Because access control cannot reliably evaluate identities it cannot see. Discovery establishes which agents exist, where they run, and what systems they touch, which makes classification and authorization possible. If discovery is stale or incomplete, the organisation may approve access for only part of the real agent estate.
Why Discovery Has to Come Before Access Control
Access control can only govern what is already known. In AI governance, that means discovery is the control that reveals which agents exist, where they operate, which workloads they touch, and whether they are acting through a human-owned service account, a cloud workload identity, or a separate autonomous process. Without that inventory, policy decisions are partial by design.
This is why current guidance from NIST AI Risk Management Framework and OWASP Agentic AI Top 10 puts visibility and inventory ahead of enforcement. The same pattern appears in NHIMG research: The 2026 Infrastructure Identity Survey found that only 44% of organisations have policies to manage AI agents, even though 92% say governance is critical. If the estate is incomplete, the access model will be incomplete too.
That matters because agentic systems are not static users. They can spin up, chain tools, call other services, and change scope faster than periodic reviews can track. In practice, many security teams discover missing agents only after an over-permissioned workload has already touched production data or infrastructure.
How Discovery Enables Meaningful Authorisation
Discovery turns an unknown population into a governable one. The practical sequence is: identify the agent, classify the workload, map its runtime context, then decide what it should access. For autonomous systems, that often means using workload identity, service metadata, and runtime telemetry rather than relying on a named user or a static role.
For agentic AI, discovery should capture:
- where the agent runs, including cloud accounts, containers, and managed platforms
- which tools, APIs, and data stores it can invoke
- whether it uses static secrets, short-lived tokens, or federated workload identity
- which actions are human-initiated, scheduled, or fully autonomous
That inventory supports policy decisions at runtime, not just during onboarding. This is where intent-aware control becomes more useful than traditional role assignment: access can be granted only when the agent’s current task, environment, and risk context match policy. A useful implementation pattern is to pair discovery with policy-as-code and short-lived credentials, then validate each request against the current posture of the agent.
NHIMG’s Lifecycle Processes for Managing NHIs aligns with this operational view, while OWASP Non-Human Identity Top 10 reinforces that unmanaged identities and weak lifecycle discipline are primary risk multipliers. Current best practice is evolving toward continuous discovery because static quarterly inventories cannot keep pace with agents that are created, cloned, or reconfigured on demand. These controls tend to break down when discovery tools cannot observe shadow AI services, locally deployed agents, or tool-spawning workflows because the identity graph never becomes complete.

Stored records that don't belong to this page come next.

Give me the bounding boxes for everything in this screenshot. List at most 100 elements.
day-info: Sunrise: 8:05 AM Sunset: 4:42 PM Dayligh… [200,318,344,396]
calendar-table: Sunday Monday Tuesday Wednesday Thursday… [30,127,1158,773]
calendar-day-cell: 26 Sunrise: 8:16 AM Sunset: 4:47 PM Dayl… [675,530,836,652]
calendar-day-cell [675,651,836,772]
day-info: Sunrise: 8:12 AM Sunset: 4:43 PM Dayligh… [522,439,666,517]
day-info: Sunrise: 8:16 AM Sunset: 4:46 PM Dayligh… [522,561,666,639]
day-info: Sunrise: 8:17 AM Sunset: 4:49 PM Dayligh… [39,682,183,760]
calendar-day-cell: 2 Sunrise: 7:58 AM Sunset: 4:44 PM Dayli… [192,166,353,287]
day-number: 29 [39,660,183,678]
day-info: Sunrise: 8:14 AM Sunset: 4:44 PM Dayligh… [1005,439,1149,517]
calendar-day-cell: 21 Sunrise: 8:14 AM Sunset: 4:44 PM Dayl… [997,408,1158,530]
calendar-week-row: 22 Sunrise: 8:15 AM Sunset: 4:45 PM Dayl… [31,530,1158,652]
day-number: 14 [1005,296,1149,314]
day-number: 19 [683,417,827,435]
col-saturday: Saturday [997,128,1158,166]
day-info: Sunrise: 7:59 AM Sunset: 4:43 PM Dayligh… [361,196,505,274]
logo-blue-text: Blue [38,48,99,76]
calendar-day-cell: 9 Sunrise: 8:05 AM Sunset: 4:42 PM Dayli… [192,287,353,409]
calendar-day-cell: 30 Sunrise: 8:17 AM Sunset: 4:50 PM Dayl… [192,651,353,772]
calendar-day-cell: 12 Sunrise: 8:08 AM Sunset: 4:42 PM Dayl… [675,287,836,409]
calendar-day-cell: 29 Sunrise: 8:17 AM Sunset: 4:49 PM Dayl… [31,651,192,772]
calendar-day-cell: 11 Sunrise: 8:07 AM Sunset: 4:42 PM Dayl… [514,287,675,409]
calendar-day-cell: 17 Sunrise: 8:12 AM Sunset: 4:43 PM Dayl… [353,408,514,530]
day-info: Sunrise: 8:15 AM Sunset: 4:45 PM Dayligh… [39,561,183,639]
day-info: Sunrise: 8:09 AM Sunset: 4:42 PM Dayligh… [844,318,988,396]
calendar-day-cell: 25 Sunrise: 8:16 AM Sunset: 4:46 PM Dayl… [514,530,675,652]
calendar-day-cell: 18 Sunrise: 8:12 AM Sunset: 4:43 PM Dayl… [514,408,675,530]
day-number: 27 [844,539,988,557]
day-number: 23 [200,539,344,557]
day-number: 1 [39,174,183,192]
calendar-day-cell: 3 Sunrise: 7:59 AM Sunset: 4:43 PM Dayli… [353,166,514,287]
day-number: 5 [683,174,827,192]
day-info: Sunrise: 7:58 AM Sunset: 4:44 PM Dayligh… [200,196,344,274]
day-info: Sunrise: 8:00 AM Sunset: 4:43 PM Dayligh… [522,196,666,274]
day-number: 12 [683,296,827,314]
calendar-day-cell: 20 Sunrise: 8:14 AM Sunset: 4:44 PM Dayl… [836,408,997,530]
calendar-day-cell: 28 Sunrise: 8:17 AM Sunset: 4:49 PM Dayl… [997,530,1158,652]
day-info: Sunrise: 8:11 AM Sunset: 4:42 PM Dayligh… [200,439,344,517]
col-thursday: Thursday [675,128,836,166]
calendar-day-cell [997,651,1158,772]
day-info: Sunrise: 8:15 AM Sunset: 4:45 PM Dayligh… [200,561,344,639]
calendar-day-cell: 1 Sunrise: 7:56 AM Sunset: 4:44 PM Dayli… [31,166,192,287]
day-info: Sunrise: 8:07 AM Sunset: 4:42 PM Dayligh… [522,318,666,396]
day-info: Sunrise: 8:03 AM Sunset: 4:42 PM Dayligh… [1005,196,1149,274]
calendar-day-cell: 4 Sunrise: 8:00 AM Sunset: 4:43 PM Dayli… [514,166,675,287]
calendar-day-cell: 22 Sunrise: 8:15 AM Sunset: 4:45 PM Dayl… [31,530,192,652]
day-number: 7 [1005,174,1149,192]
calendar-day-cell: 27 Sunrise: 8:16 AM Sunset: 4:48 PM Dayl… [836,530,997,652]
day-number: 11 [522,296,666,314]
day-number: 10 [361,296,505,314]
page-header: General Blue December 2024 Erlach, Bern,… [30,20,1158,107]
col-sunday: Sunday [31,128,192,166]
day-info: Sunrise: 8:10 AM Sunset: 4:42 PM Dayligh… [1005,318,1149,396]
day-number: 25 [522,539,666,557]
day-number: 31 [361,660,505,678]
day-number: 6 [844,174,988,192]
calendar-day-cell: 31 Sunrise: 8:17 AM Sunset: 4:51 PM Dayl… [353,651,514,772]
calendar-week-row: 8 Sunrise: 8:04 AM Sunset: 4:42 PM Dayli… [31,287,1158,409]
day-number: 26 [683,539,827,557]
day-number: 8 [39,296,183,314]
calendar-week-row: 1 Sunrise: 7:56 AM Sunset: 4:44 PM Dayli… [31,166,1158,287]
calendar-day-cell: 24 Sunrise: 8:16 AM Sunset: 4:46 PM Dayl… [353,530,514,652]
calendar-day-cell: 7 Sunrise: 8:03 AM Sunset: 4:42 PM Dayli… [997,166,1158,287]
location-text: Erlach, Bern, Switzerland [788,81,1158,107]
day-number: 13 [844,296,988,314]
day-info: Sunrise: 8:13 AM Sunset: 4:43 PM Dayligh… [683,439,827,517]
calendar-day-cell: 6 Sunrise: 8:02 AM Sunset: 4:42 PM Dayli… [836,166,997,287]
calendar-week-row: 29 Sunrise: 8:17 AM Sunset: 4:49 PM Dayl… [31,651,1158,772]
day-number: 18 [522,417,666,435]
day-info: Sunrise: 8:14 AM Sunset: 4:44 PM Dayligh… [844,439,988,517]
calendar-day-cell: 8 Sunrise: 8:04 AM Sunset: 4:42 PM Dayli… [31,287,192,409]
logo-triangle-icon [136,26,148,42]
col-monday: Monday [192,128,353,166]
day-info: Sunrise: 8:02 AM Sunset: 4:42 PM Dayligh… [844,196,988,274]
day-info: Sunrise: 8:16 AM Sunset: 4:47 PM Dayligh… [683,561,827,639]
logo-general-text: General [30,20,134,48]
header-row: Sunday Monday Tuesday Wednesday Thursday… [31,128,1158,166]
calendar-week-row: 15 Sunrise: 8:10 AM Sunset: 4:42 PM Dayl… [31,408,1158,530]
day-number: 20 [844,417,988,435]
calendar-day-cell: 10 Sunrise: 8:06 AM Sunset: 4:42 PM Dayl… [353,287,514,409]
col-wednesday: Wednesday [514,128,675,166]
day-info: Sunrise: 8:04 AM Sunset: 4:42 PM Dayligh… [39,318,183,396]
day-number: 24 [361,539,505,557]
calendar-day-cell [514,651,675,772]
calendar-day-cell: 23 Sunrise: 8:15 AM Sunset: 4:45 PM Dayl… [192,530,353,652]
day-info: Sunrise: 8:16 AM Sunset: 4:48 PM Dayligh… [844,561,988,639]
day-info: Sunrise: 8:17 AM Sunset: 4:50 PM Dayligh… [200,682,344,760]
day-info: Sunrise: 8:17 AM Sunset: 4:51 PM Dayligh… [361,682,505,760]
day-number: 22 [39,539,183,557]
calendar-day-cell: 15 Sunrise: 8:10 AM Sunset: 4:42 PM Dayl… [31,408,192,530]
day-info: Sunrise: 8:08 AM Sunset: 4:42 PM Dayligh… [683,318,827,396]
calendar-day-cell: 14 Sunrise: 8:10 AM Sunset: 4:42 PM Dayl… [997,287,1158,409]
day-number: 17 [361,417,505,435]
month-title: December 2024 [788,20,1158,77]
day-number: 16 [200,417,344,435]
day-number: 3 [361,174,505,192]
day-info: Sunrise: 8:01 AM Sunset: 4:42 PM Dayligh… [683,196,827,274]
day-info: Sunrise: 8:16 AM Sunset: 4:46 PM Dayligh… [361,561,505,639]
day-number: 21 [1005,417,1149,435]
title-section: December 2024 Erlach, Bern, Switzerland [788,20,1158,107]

Common Edge Cases That Distort the Control Model
Tighter discovery often increases operational overhead, requiring organisations to balance visibility against deployment speed and change tolerance. That tradeoff is real, especially when agent estates are distributed across cloud, endpoint, and SaaS environments.
One common edge case is a hybrid environment where an AI agent shares infrastructure with ordinary service accounts. In that situation, access reviews can overestimate safety because the same credential may be used by both human automation and autonomous logic. Another is ephemeral agent creation in CI/CD or developer tooling, where discovery must happen continuously or the agent disappears before it is reviewed.
There is no universal standard for discovery completeness yet. Best practice is to treat discovery as a living control: reconcile runtime telemetry with identity records, flag unmapped workloads, and block escalation until the agent is classified. The operational lesson is simple: access control cannot be trusted to fix an invisible estate. NHIMG’s Top 10 NHI Issues is a useful reminder that lifecycle gaps, shadow identities, and stale permissions often appear together, not separately, so discovery has to be continuous rather than a one-time project.
Standards & Framework Alignment
This section maps relevant standards and security frameworks to the operational risks and controls described in this guidance.
OWASP Agentic AI Top 10 and CSA MAESTRO address the attack and risk surface, while NIST AI RMF set the governance and control requirements practitioners need to meet.
| Framework | Control / Reference | Relevance |
|---|---|---|
| OWASP Agentic AI Top 10 | A1 | Discovery first is essential when agents act autonomously and unpredictably. |
| CSA MAESTRO | GOV | MAESTRO emphasizes governance, inventory, and control of agentic systems. |
| NIST AI RMF | GOV 1.1 | AI RMF governance requires visibility into systems before risk decisions. |
Document and monitor all AI agents before assigning permissions or accountability.